Mushroom and Burgundy Stew
- 1/4 cup extra-virgin olive oil
- 4 ounces pancetta, chopped or 4 slices bacon, chopped, optional
- 2 pounds crimini mushrooms, halved
- 2 medium onions, chopped
- 2 carrots, chopped
- 2 ribs celery, chopped
- 4 large cloves garlic, sliced
- 2 bay leaves
- Salt and freshly ground black pepper
- A sprig fresh marjoram, finely chopped or 1 teaspoon dried
- A few sprigs fresh thyme, leaves picked and finely chopped
- 3 tablespoons flour
- 2 tablespoons tomato paste
- 2 tablespoons Worcestershire sauce
- 2 1/2 cups, half a bottle, dry red burgundy wine
- 4 cups beef or mushroom stock
- 1 pound egg noodles
- 2 tablespoons butter
- A handful fresh parsley, finely chopped
DirectionsWatch how to make this recipe.
Heat the extra-virgin olive oil in a large Dutch oven over medium-high heat, add the pancetta or bacon, if using, until crispy. Add the mushrooms and cook until brown and tender, about 15 minutes or so. Add the onions, carrots, celery, garlic, bay leaves, salt, pepper, marjoram, and thyme. Cook, covered, 10 minutes more, stirring occasionally, to soften the vegetables. Stir in the flour for 1 minute, then add the tomato paste and Worcestershire sauce. Add the wine and reduce by half, a couple of minutes, then add the stock and simmer to thicken a bit.

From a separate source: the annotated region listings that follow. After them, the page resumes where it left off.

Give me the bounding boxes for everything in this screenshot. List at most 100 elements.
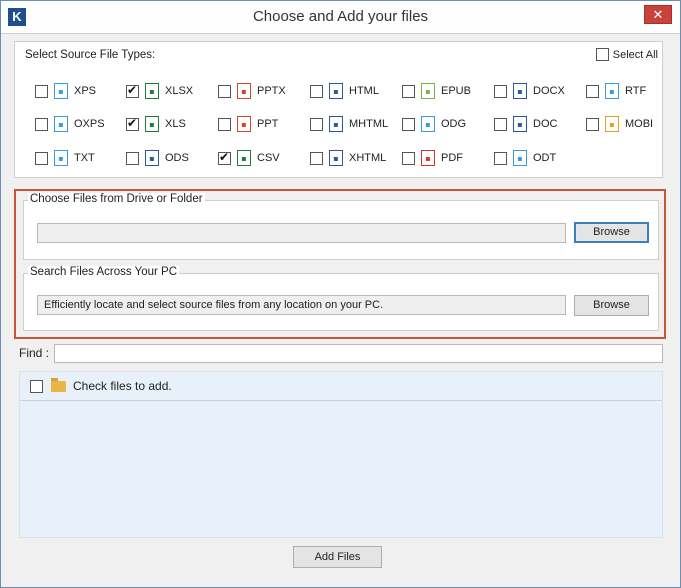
close-button[interactable]: ✕	[644, 5, 672, 24]
check-all-files-checkbox[interactable]	[30, 379, 43, 393]
file-type-rtf[interactable]: ▪ RTF	[586, 82, 646, 100]
file-type-label: HTML	[349, 85, 379, 97]
file-type-html-checkbox[interactable]	[310, 84, 323, 98]
docx-icon: ▪	[513, 83, 527, 99]
epub-icon: ▪	[421, 83, 435, 99]
ppt-icon: ▪	[237, 116, 251, 132]
file-list-header: Check files to add.	[20, 372, 662, 401]
file-type-pdf-checkbox[interactable]	[402, 151, 415, 165]
folder-icon	[51, 377, 66, 392]
file-type-label: TXT	[74, 152, 95, 164]
file-type-csv[interactable]: ▪ CSV	[218, 149, 280, 167]
file-type-label: PPT	[257, 118, 279, 130]
pptx-icon: ▪	[237, 83, 251, 99]
drive-path-field[interactable]	[37, 223, 566, 243]
file-type-rtf-checkbox[interactable]	[586, 84, 599, 98]
file-type-label: ODT	[533, 152, 557, 164]
file-type-xhtml-checkbox[interactable]	[310, 151, 323, 165]
file-type-label: PPTX	[257, 85, 286, 97]
file-type-label: PDF	[441, 152, 463, 164]
file-type-txt[interactable]: ▪ TXT	[35, 149, 95, 167]
xps-icon: ▪	[54, 83, 68, 99]
file-type-doc-checkbox[interactable]	[494, 117, 507, 131]
odg-icon: ▪	[421, 116, 435, 132]
file-type-xlsx-checkbox[interactable]	[126, 83, 139, 98]
rtf-icon: ▪	[605, 83, 619, 99]
file-type-label: XPS	[74, 85, 97, 97]
file-type-xls[interactable]: ▪ XLS	[126, 115, 186, 133]
search-browse-button[interactable]: Browse	[574, 295, 649, 316]
source-selection-frame: Choose Files from Drive or Folder Browse…	[14, 189, 666, 339]
txt-icon: ▪	[54, 150, 68, 166]
file-type-odt-checkbox[interactable]	[494, 151, 507, 165]
file-list-area: Check files to add.	[19, 371, 663, 538]
add-files-dialog: K Choose and Add your files ✕ Select Sou…	[0, 0, 681, 588]
window-title: Choose and Add your files	[252, 8, 429, 25]
drive-browse-button[interactable]: Browse	[574, 222, 649, 243]
file-type-mobi[interactable]: ▪ MOBI	[586, 115, 653, 133]
find-label: Find :	[19, 346, 50, 360]
xls-icon: ▪	[145, 116, 159, 132]
title-bar: K Choose and Add your files ✕	[1, 1, 680, 34]
file-type-label: CSV	[257, 152, 280, 164]
file-type-odt[interactable]: ▪ ODT	[494, 149, 556, 167]
file-type-pptx[interactable]: ▪ PPTX	[218, 82, 286, 100]
file-type-label: XHTML	[349, 152, 387, 164]
file-type-ppt-checkbox[interactable]	[218, 117, 231, 131]
file-type-mhtml-checkbox[interactable]	[310, 117, 323, 131]
file-type-label: ODG	[441, 118, 467, 130]
xhtml-icon: ▪	[329, 150, 343, 166]
drive-folder-label: Choose Files from Drive or Folder	[28, 193, 205, 205]
file-type-epub[interactable]: ▪ EPUB	[402, 82, 471, 100]
file-type-docx[interactable]: ▪ DOCX	[494, 82, 565, 100]
file-type-ods[interactable]: ▪ ODS	[126, 149, 189, 167]
file-type-doc[interactable]: ▪ DOC	[494, 115, 557, 133]
source-types-label: Select Source File Types:	[25, 49, 156, 61]
file-type-label: XLS	[165, 118, 186, 130]
select-all-checkbox[interactable]	[595, 48, 609, 61]
file-type-xps[interactable]: ▪ XPS	[35, 82, 96, 100]
file-type-pptx-checkbox[interactable]	[218, 84, 231, 98]
add-files-button[interactable]: Add Files	[293, 546, 382, 568]
file-type-xls-checkbox[interactable]	[126, 116, 139, 131]
file-type-csv-checkbox[interactable]	[218, 150, 231, 165]
select-all-option[interactable]: Select All	[595, 48, 658, 61]
doc-icon: ▪	[513, 116, 527, 132]
file-type-xlsx[interactable]: ▪ XLSX	[126, 82, 193, 100]
oxps-icon: ▪	[54, 116, 68, 132]
file-type-ppt[interactable]: ▪ PPT	[218, 115, 278, 133]
file-type-xhtml[interactable]: ▪ XHTML	[310, 149, 386, 167]
file-type-mobi-checkbox[interactable]	[586, 117, 599, 131]
file-type-label: MHTML	[349, 118, 389, 130]
drive-folder-group: Choose Files from Drive or Folder Browse	[23, 193, 659, 260]
file-type-mhtml[interactable]: ▪ MHTML	[310, 115, 388, 133]
csv-icon: ▪	[237, 150, 251, 166]
file-type-odg[interactable]: ▪ ODG	[402, 115, 466, 133]
file-type-odg-checkbox[interactable]	[402, 117, 415, 131]
search-description-field[interactable]: Efficiently locate and select source fil…	[37, 295, 566, 315]
file-type-label: RTF	[625, 85, 647, 97]
file-type-html[interactable]: ▪ HTML	[310, 82, 379, 100]
file-type-label: EPUB	[441, 85, 471, 97]
file-type-docx-checkbox[interactable]	[494, 84, 507, 98]
file-type-label: XLSX	[165, 85, 194, 97]
file-type-ods-checkbox[interactable]	[126, 151, 139, 165]
file-type-epub-checkbox[interactable]	[402, 84, 415, 98]
mhtml-icon: ▪	[329, 116, 343, 132]
find-input[interactable]	[54, 344, 663, 363]
file-type-xps-checkbox[interactable]	[35, 84, 48, 98]
select-all-label: Select All	[612, 48, 658, 61]
file-type-pdf[interactable]: ▪ PDF	[402, 149, 463, 167]
html-icon: ▪	[329, 83, 343, 99]
ods-icon: ▪	[145, 150, 159, 166]
file-type-oxps-checkbox[interactable]	[35, 117, 48, 131]
pdf-icon: ▪	[421, 150, 435, 166]
search-pc-group: Search Files Across Your PC Efficiently …	[23, 266, 659, 331]
file-type-txt-checkbox[interactable]	[35, 151, 48, 165]
xlsx-icon: ▪	[145, 83, 159, 99]
file-type-label: ODS	[165, 152, 189, 164]
source-types-panel: Select Source File Types: Select All ▪ XP…	[14, 41, 663, 178]
file-type-oxps[interactable]: ▪ OXPS	[35, 115, 105, 133]
mobi-icon: ▪	[605, 116, 619, 132]
file-type-label: OXPS	[74, 118, 105, 130]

Cool completely and store for make-ahead meal, reheat over medium heat to bubbly.
While the stew simmers, bring water to a boil, salt it and cook off the egg noodles just before you're ready to serve. Drain them when they have a little bite to them and add back to the hot pot, stir together with butter, salt, and parsley. Serve the noodles in shallow bowls with stew.